When I was in High School I was on a puppetry team. We performed at church and at other places like nursing homes, libraries and more. Every year, we would go to a Puppetry Festival where we would go to workshops and even be judged on our skills. (Did you know puppeteers had skills?)
This year, my mom (a Children’s Pastor) is hosting a Puppetry Festival at her church. My brother, his wife and 3 of my best friends and I are helping her by performing one morning of the festival. We had practice last night. At 6:30pm. I live 45 minutes away from where we were practicing. Meaning I needed to leave at 5:45. My husband knew this. But at 5:55, I emailed him (my phone is on its last leg) with no response. At 6:00 I squeezed a call out of my phone. No response. At 6:10 I threw the kids in the car and started driving.
5 minutes later my husband calls and says, “I forgot. I’m on my way.” Yeah, but he was still 20 minutes away at least. So, I decide to meet him and drop off the kids. While I’m driving, Lydia keeps asking me questions. “Where are we going? Are we going to puppet practice? Are we meeting Daddy? What are we doing? Do I get to see Grandmama? What’s wrong? What happened? What are we doing?”
I was already RIDICULOUSLY aggravated because I hate being late. I felt slighted by my husband for not remembering my schedule. And Atlanta traffic at 6:15pm? UGH.
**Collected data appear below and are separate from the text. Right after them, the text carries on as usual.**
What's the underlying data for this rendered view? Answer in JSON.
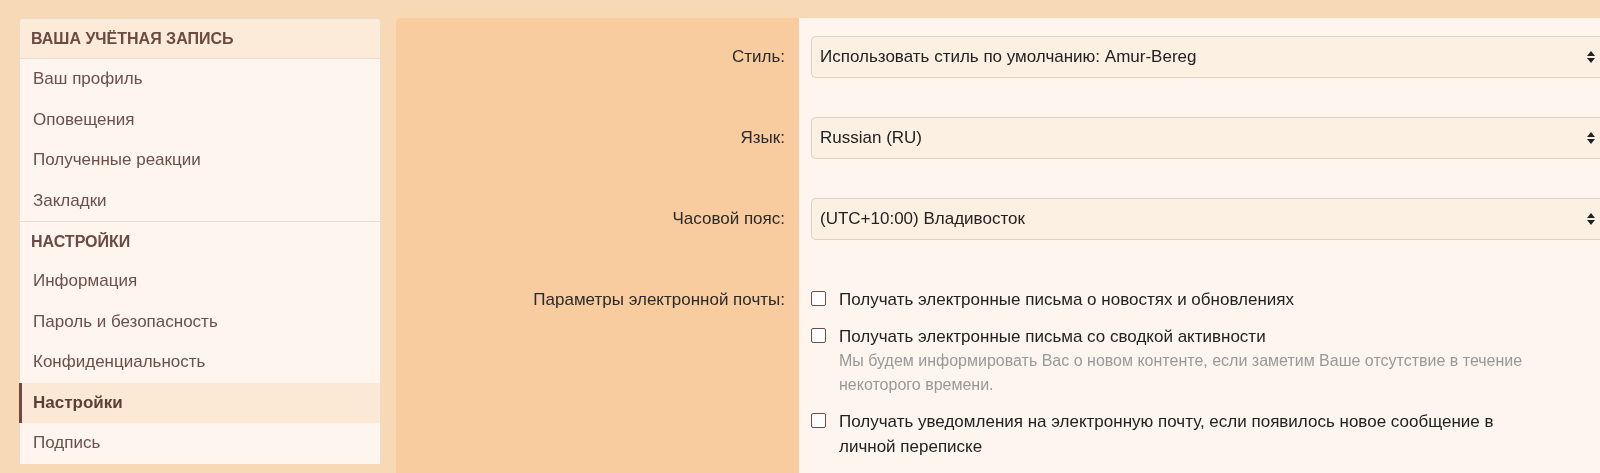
{
  "sidebar": {
    "sections": [
      {
        "title": "ВАША УЧЁТНАЯ ЗАПИСЬ",
        "items": [
          {
            "label": "Ваш профиль",
            "selected": false
          },
          {
            "label": "Оповещения",
            "selected": false
          },
          {
            "label": "Полученные реакции",
            "selected": false
          },
          {
            "label": "Закладки",
            "selected": false
          }
        ]
      },
      {
        "title": "НАСТРОЙКИ",
        "items": [
          {
            "label": "Информация",
            "selected": false
          },
          {
            "label": "Пароль и безопасность",
            "selected": false
          },
          {
            "label": "Конфиденциальность",
            "selected": false
          },
          {
            "label": "Настройки",
            "selected": true
          },
          {
            "label": "Подпись",
            "selected": false
          }
        ]
      }
    ]
  },
  "form": {
    "fields": [
      {
        "kind": "select",
        "label": "Стиль:",
        "value": "Использовать стиль по умолчанию: Amur-Bereg"
      },
      {
        "kind": "select",
        "label": "Язык:",
        "value": "Russian (RU)"
      },
      {
        "kind": "select",
        "label": "Часовой пояс:",
        "value": "(UTC+10:00) Владивосток"
      },
      {
        "kind": "checkboxes",
        "label": "Параметры электронной почты:",
        "options": [
          {
            "label": "Получать электронные письма о новостях и обновлениях",
            "checked": false
          },
          {
            "label": "Получать электронные письма со сводкой активности",
            "checked": false,
            "hint": "Мы будем информировать Вас о новом контенте, если заметим Ваше отсутствие в течение некоторого времени."
          },
          {
            "label": "Получать уведомления на электронную почту, если появилось новое сообщение в личной переписке",
            "checked": false
          }
        ]
      }
    ]
  }
}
So, I yelled at her. I said, “DO NOT ASK ME ANY MORE QUESTIONS. YOU DO NOT NEED TO KNOW EVERYTHING.” And for the rest of the ride if I would say something else (usually to a passing crazy driver) she’d say, “What?” And I’d snap, “I SAID DO NOT ASK ANY MORE QUESTIONS.”
I knew I’d hurt her feelings. But I was so aggravated inside I didn’t care. I thought: She’s 4. She should really stop asking questions. I told her several times already what was going on. She should just be quiet and go with the flow. I don’t need to apologize to her when she’s the one disobeying me!
But then I remembered this post from Leigh called When Momma Apologizes. I remembered what Leigh said about how apologizing changes our kids’ behavior and the temperature of our home. I knew it wasn’t Lydia’s fault that I was late. It wasn’t her fault her Daddy forgot about me. It wasn’t her fault we were stuck in traffic. It was MY fault that I was aggravated. And MY fault for yelling at her. MY fault for hurting her feelings.
It took me several minutes of self-talk but I finally said, “Lydia. I’m sorry I yelled at you. I’m very very aggravated that I’m so late and we’re stuck in traffic. But I should have never yelled at you. I’m sorry. I love you.”
And what did she do? Did she cry? Sob? Forgive me? Begin a heart-to-heart conversation? Stop whining?
No. She just said, OK.And she was fine. It was over like that.
Apologies are hard–for the one apologizing. But for the one on the receiving end? It’s healing and welcomed.